In 1993, Klemperer reprised the role of Klink in an episode of The Simpsons as Homer's guardian angel and spirit guide in the episode "The Last Temptation of Homer". According to the episode's DVD commentary, when Klemperer appeared, he had to be given a quick reminder of how to play Colonel Klink. He declined other offers to reprise the character, including one from talk-show host Conan O'Brien.
Klemperer appeared in several episodes of the news/talk show Politically Incorrect.
For many years, Klemperer was an elected member of the council of Actors' Equity Association, and was a vice president of the union at the time of his death.
Klemperer was the father of two children, Mark and Erika, with his first wife, Susan Dempsay.
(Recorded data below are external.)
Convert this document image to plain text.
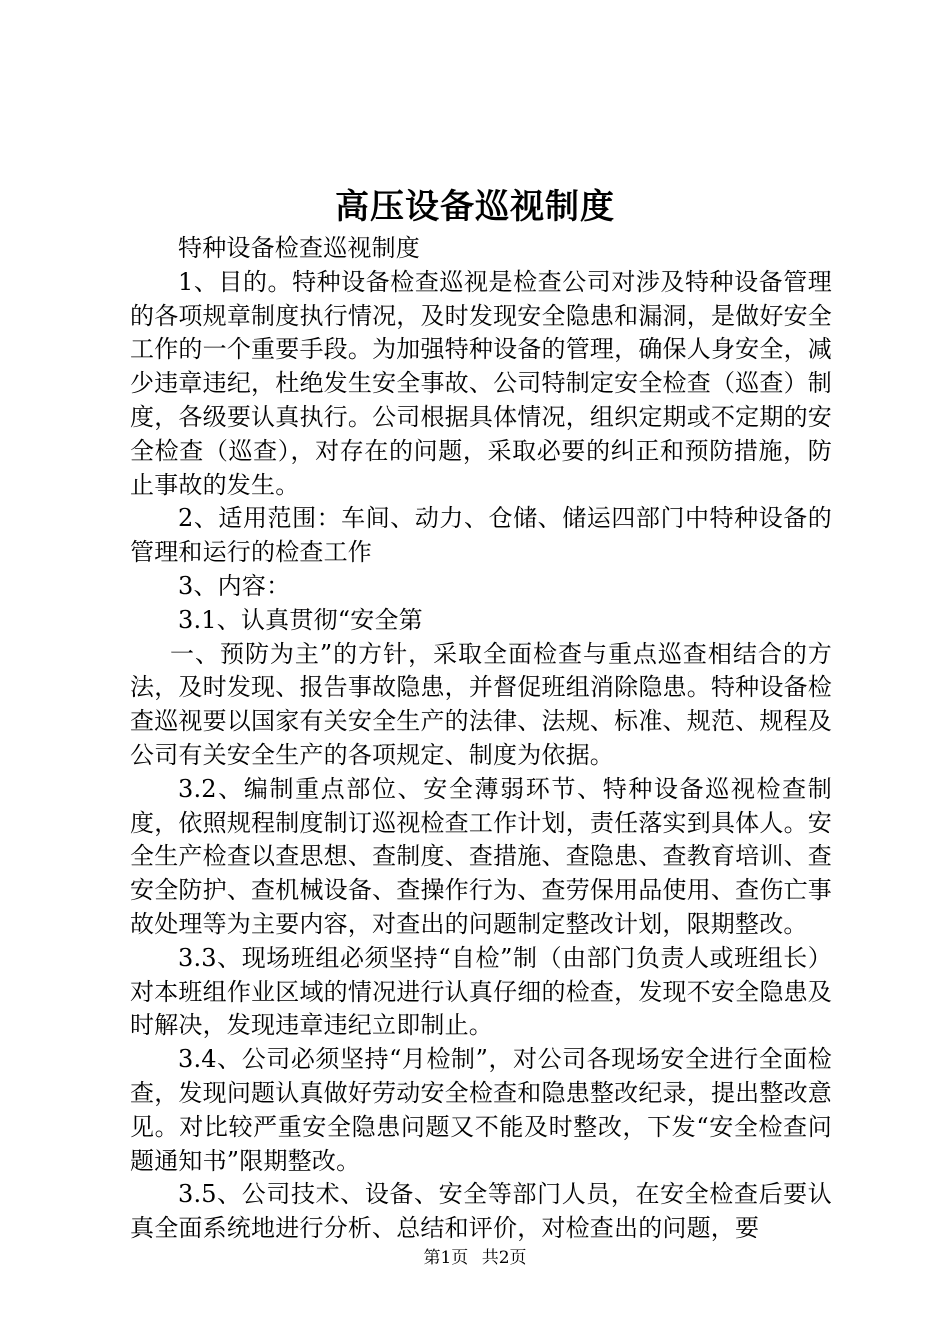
高压设备巡视制度

特种设备检查巡视制度

1、目的。特种设备检查巡视是检查公司对涉及特种设备管理的各项规章制度执行情况，及时发现安全隐患和漏洞，是做好安全工作的一个重要手段。为加强特种设备的管理，确保人身安全，减少违章违纪，杜绝发生安全事故、公司特制定安全检查（巡查）制度，各级要认真执行。公司根据具体情况，组织定期或不定期的安全检查（巡查），对存在的问题，采取必要的纠正和预防措施，防止事故的发生。

2、适用范围：车间、动力、仓储、储运四部门中特种设备的管理和运行的检查工作

3、内容：

3.1、认真贯彻“安全第

一、预防为主”的方针，采取全面检查与重点巡查相结合的方法，及时发现、报告事故隐患，并督促班组消除隐患。特种设备检查巡视要以国家有关安全生产的法律、法规、标准、规范、规程及公司有关安全生产的各项规定、制度为依据。

3.2、编制重点部位、安全薄弱环节、特种设备巡视检查制度，依照规程制度制订巡视检查工作计划，责任落实到具体人。安全生产检查以查思想、查制度、查措施、查隐患、查教育培训、查安全防护、查机械设备、查操作行为、查劳保用品使用、查伤亡事故处理等为主要内容，对查出的问题制定整改计划，限期整改。

3.3、现场班组必须坚持“自检”制（由部门负责人或班组长）对本班组作业区域的情况进行认真仔细的检查，发现不安全隐患及时解决，发现违章违纪立即制止。

3.4、公司必须坚持“月检制”，对公司各现场安全进行全面检查，发现问题认真做好劳动安全检查和隐患整改纪录，提出整改意见。对比较严重安全隐患问题又不能及时整改，下发“安全检查问题通知书”限期整改。

3.5、公司技术、设备、安全等部门人员，在安全检查后要认真全面系统地进行分析、总结和评价，对检查出的问题，要

第1页 共2页
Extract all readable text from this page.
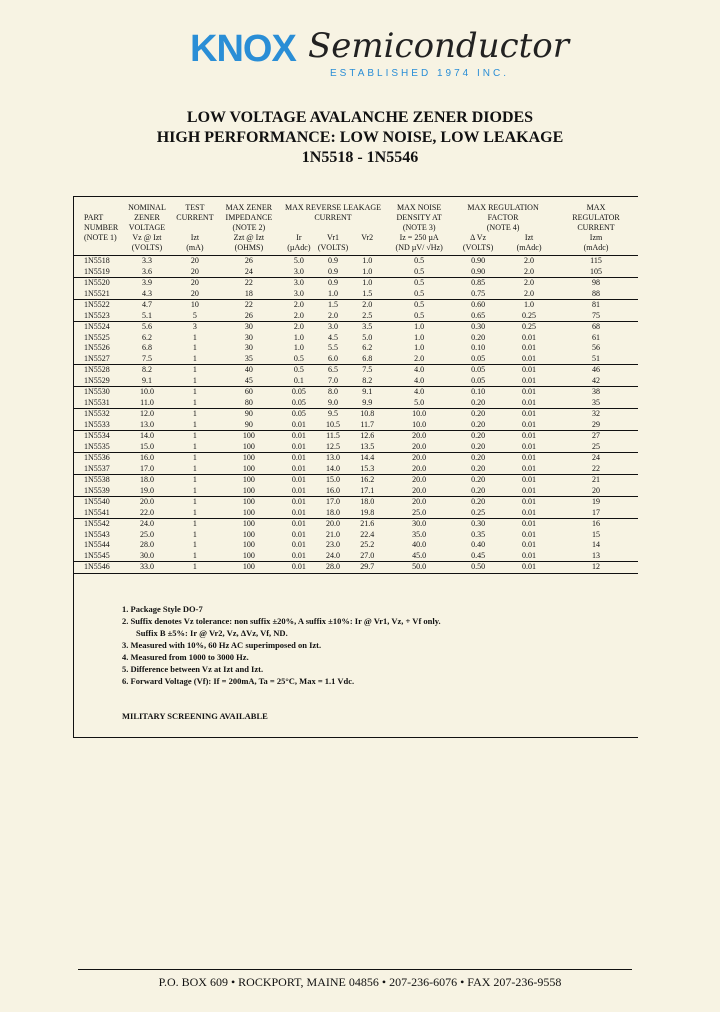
KNOX Semiconductor
ESTABLISHED 1974 INC.
LOW VOLTAGE AVALANCHE ZENER DIODES
HIGH PERFORMANCE: LOW NOISE, LOW LEAKAGE
1N5518 - 1N5546
	NOMINAL	TEST	MAX ZENER	MAX REVERSE LEAKAGE			MAX NOISE	MAX REGULATION		MAX
PART	ZENER	CURRENT	IMPEDANCE	CURRENT			DENSITY AT	FACTOR		REGULATOR
NUMBER	VOLTAGE		(NOTE 2)				(NOTE 3)	(NOTE 4)		CURRENT
(NOTE 1)	Vz @ Izt	Izt	Zzt @ Izt	Ir	Vr1	Vr2	Iz = 250 µA	Δ Vz	Izt	Izm
	(VOLTS)	(mA)	(OHMS)	(µAdc)	(VOLTS)		(ND µV/ √Hz)	(VOLTS)	(mAdc)	(mAdc)
1N5518	3.3	20	26	5.0	0.9	1.0	0.5	0.90	2.0	115
1N5519	3.6	20	24	3.0	0.9	1.0	0.5	0.90	2.0	105
1N5520	3.9	20	22	3.0	0.9	1.0	0.5	0.85	2.0	98
1N5521	4.3	20	18	3.0	1.0	1.5	0.5	0.75	2.0	88
1N5522	4.7	10	22	2.0	1.5	2.0	0.5	0.60	1.0	81
1N5523	5.1	5	26	2.0	2.0	2.5	0.5	0.65	0.25	75
1N5524	5.6	3	30	2.0	3.0	3.5	1.0	0.30	0.25	68
1N5525	6.2	1	30	1.0	4.5	5.0	1.0	0.20	0.01	61
1N5526	6.8	1	30	1.0	5.5	6.2	1.0	0.10	0.01	56
1N5527	7.5	1	35	0.5	6.0	6.8	2.0	0.05	0.01	51
1N5528	8.2	1	40	0.5	6.5	7.5	4.0	0.05	0.01	46
1N5529	9.1	1	45	0.1	7.0	8.2	4.0	0.05	0.01	42
1N5530	10.0	1	60	0.05	8.0	9.1	4.0	0.10	0.01	38
1N5531	11.0	1	80	0.05	9.0	9.9	5.0	0.20	0.01	35
1N5532	12.0	1	90	0.05	9.5	10.8	10.0	0.20	0.01	32
1N5533	13.0	1	90	0.01	10.5	11.7	10.0	0.20	0.01	29
1N5534	14.0	1	100	0.01	11.5	12.6	20.0	0.20	0.01	27
1N5535	15.0	1	100	0.01	12.5	13.5	20.0	0.20	0.01	25
1N5536	16.0	1	100	0.01	13.0	14.4	20.0	0.20	0.01	24
1N5537	17.0	1	100	0.01	14.0	15.3	20.0	0.20	0.01	22
1N5538	18.0	1	100	0.01	15.0	16.2	20.0	0.20	0.01	21
1N5539	19.0	1	100	0.01	16.0	17.1	20.0	0.20	0.01	20
1N5540	20.0	1	100	0.01	17.0	18.0	20.0	0.20	0.01	19
1N5541	22.0	1	100	0.01	18.0	19.8	25.0	0.25	0.01	17
1N5542	24.0	1	100	0.01	20.0	21.6	30.0	0.30	0.01	16
1N5543	25.0	1	100	0.01	21.0	22.4	35.0	0.35	0.01	15
1N5544	28.0	1	100	0.01	23.0	25.2	40.0	0.40	0.01	14
1N5545	30.0	1	100	0.01	24.0	27.0	45.0	0.45	0.01	13
1N5546	33.0	1	100	0.01	28.0	29.7	50.0	0.50	0.01	12
1. Package Style DO-7
2. Suffix denotes Vz tolerance: non suffix ±20%, A suffix ±10%: Ir @ Vr1, Vz, + Vf only.
Suffix B ±5%: Ir @ Vr2, Vz, ΔVz, Vf, ND.
3. Measured with 10%, 60 Hz AC superimposed on Izt.
4. Measured from 1000 to 3000 Hz.
5. Difference between Vz at Izt and Izt.
6. Forward Voltage (Vf): If = 200mA, Ta = 25°C, Max = 1.1 Vdc.
MILITARY SCREENING AVAILABLE
P.O. BOX 609 • ROCKPORT, MAINE 04856 • 207-236-6076 • FAX 207-236-9558
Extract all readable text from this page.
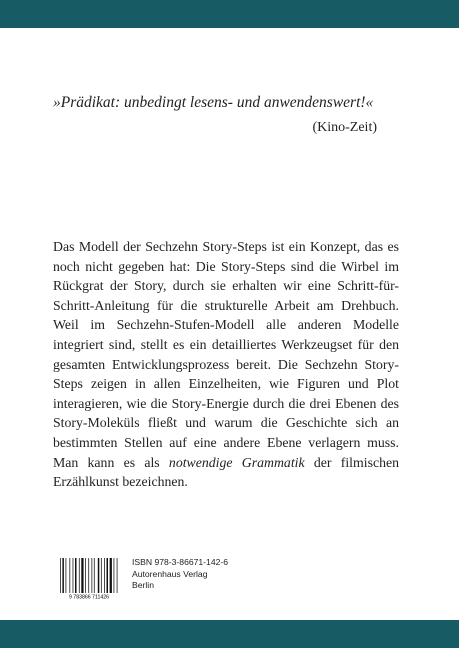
»Prädikat: unbedingt lesens- und anwendenswert!«

(Kino-Zeit)

Das Modell der Sechzehn Story-Steps ist ein Konzept, das es noch nicht gegeben hat: Die Story-Steps sind die Wirbel im Rückgrat der Story, durch sie erhalten wir eine Schritt-für-Schritt-Anleitung für die strukturelle Arbeit am Drehbuch. Weil im Sechzehn-Stufen-Modell alle anderen Modelle integriert sind, stellt es ein detailliertes Werkzeugset für den gesamten Entwicklungsprozess bereit. Die Sechzehn Story-Steps zeigen in allen Einzelheiten, wie Figuren und Plot interagieren, wie die Story-Energie durch die drei Ebenen des Story-Moleküls fließt und warum die Geschichte sich an bestimmten Stellen auf eine andere Ebene verlagern muss. Man kann es als notwendige Grammatik der filmischen Erzählkunst bezeichnen.

9 783866 711426
ISBN 978-3-86671-142-6
Autorenhaus Verlag
Berlin
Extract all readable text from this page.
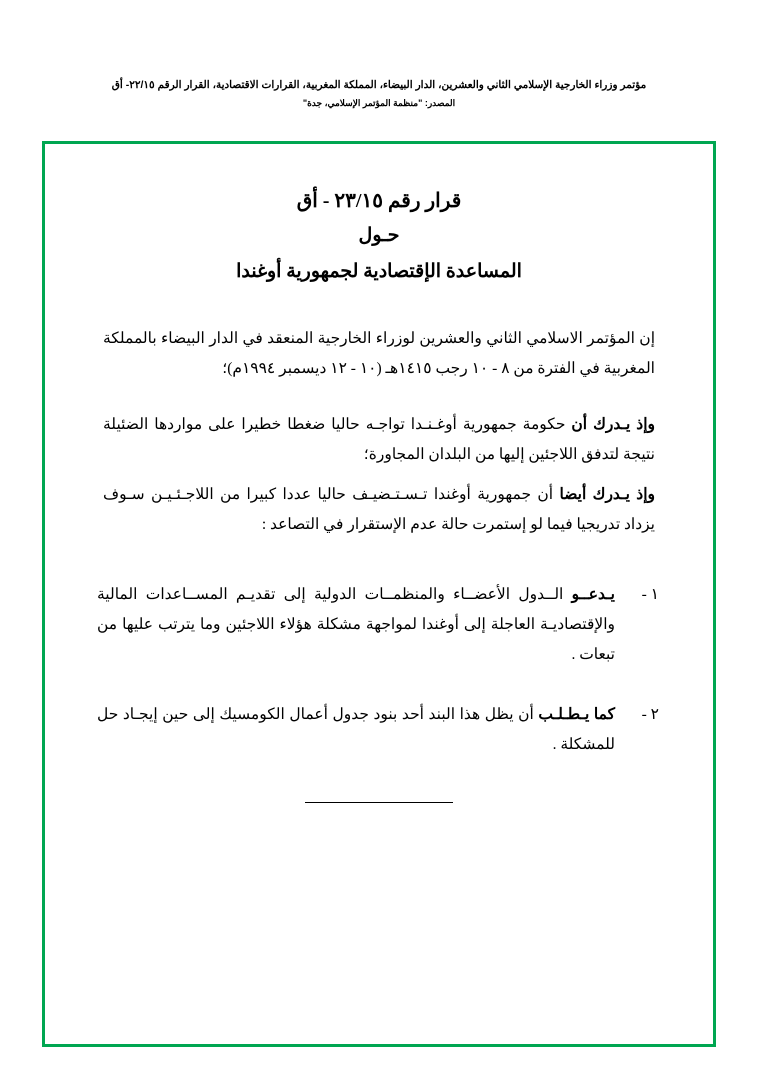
مؤتمر وزراء الخارجية الإسلامي الثاني والعشرين، الدار البيضاء، المملكة المغربية، القرارات الاقتصادية، القرار الرقم ٢٢/١٥- أق
المصدر: "منظمة المؤتمر الإسلامي، جدة"
قرار رقم ٢٣/١٥ - أق
حـول
المساعدة الإقتصادية لجمهورية أوغندا

إن المؤتمر الاسلامي الثاني والعشرين لوزراء الخارجية المنعقد في الدار البيضاء بالمملكة المغربية في الفترة من ٨ - ١٠ رجب ١٤١٥هـ (١٠ - ١٢ ديسمبر ١٩٩٤م)؛

وإذ يـدرك أن حكومة جمهورية أوغـنـدا تواجـه حاليا ضغطا خطيرا على مواردها الضئيلة نتيجة لتدفق اللاجئين إليها من البلدان المجاورة؛

وإذ يـدرك أيضا أن جمهورية أوغندا تـسـتـضيـف حاليا عددا كبيرا من اللاجـئـيـن سـوف يزداد تدريجيا فيما لو إستمرت حالة عدم الإستقرار في التصاعد :

١ -
يـدعــو الــدول الأعضــاء والمنظمــات الدولية إلى تقديـم المســاعدات المالية والإقتصاديـة العاجلة إلى أوغندا لمواجهة مشكلة هؤلاء اللاجئين وما يترتب عليها من تبعات .
٢ -
كما يـطـلـب أن يظل هذا البند أحد بنود جدول أعمال الكومسيك إلى حين إيجـاد حل للمشكلة .
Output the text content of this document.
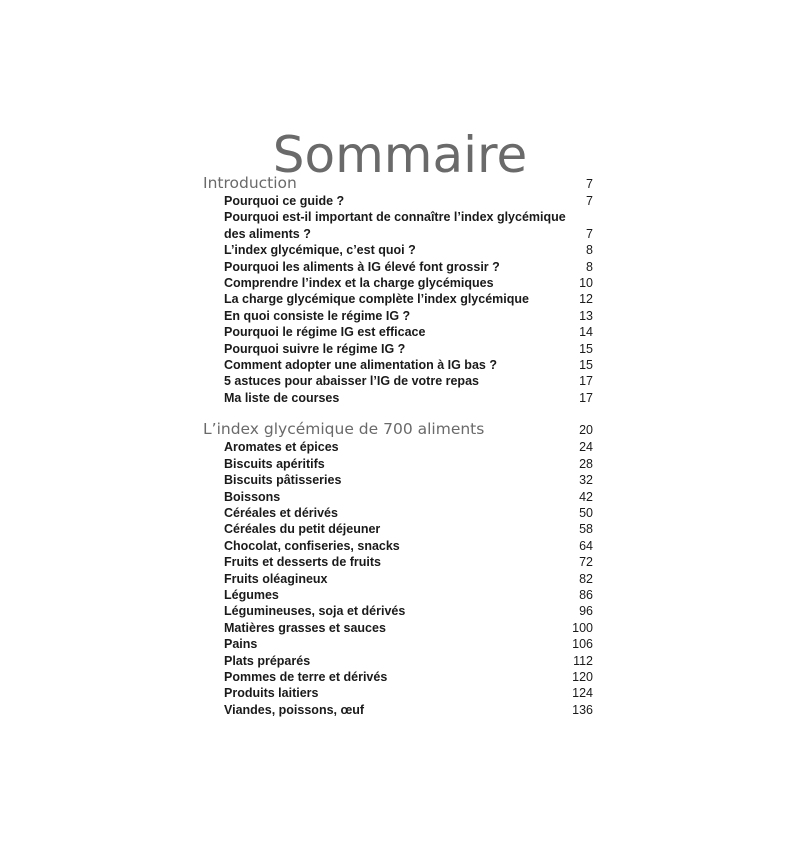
Sommaire
Introduction	7
Pourquoi ce guide ?	7
Pourquoi est-il important de connaître l’index glycémique des aliments ?	7
L’index glycémique, c’est quoi ?	8
Pourquoi les aliments à IG élevé font grossir ?	8
Comprendre l’index et la charge glycémiques	10
La charge glycémique complète l’index glycémique	12
En quoi consiste le régime IG ?	13
Pourquoi le régime IG est efficace	14
Pourquoi suivre le régime IG ?	15
Comment adopter une alimentation à IG bas ?	15
5 astuces pour abaisser l’IG de votre repas	17
Ma liste de courses	17
L’index glycémique de 700 aliments	20
Aromates et épices	24
Biscuits apéritifs	28
Biscuits pâtisseries	32
Boissons	42
Céréales et dérivés	50
Céréales du petit déjeuner	58
Chocolat, confiseries, snacks	64
Fruits et desserts de fruits	72
Fruits oléagineux	82
Légumes	86
Légumineuses, soja et dérivés	96
Matières grasses et sauces	100
Pains	106
Plats préparés	112
Pommes de terre et dérivés	120
Produits laitiers	124
Viandes, poissons, œuf	136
On the set of Hogan's Heroes, he met his second wife, actress Louise Troy, who was making a guest appearance. They married in 1969, and divorced in 1975.
In 1997, Klemperer married his third wife, television actress Kim Hamilton, after dating her for 21 years. They remained married until Klemperer's death. Hamilton died 13 years later at age 81 on September 16, 2013.
Klemperer died of cancer at his home in Manhattan on December 6, 2000, at the age of 80. He was cremated and his ashes were scattered at sea.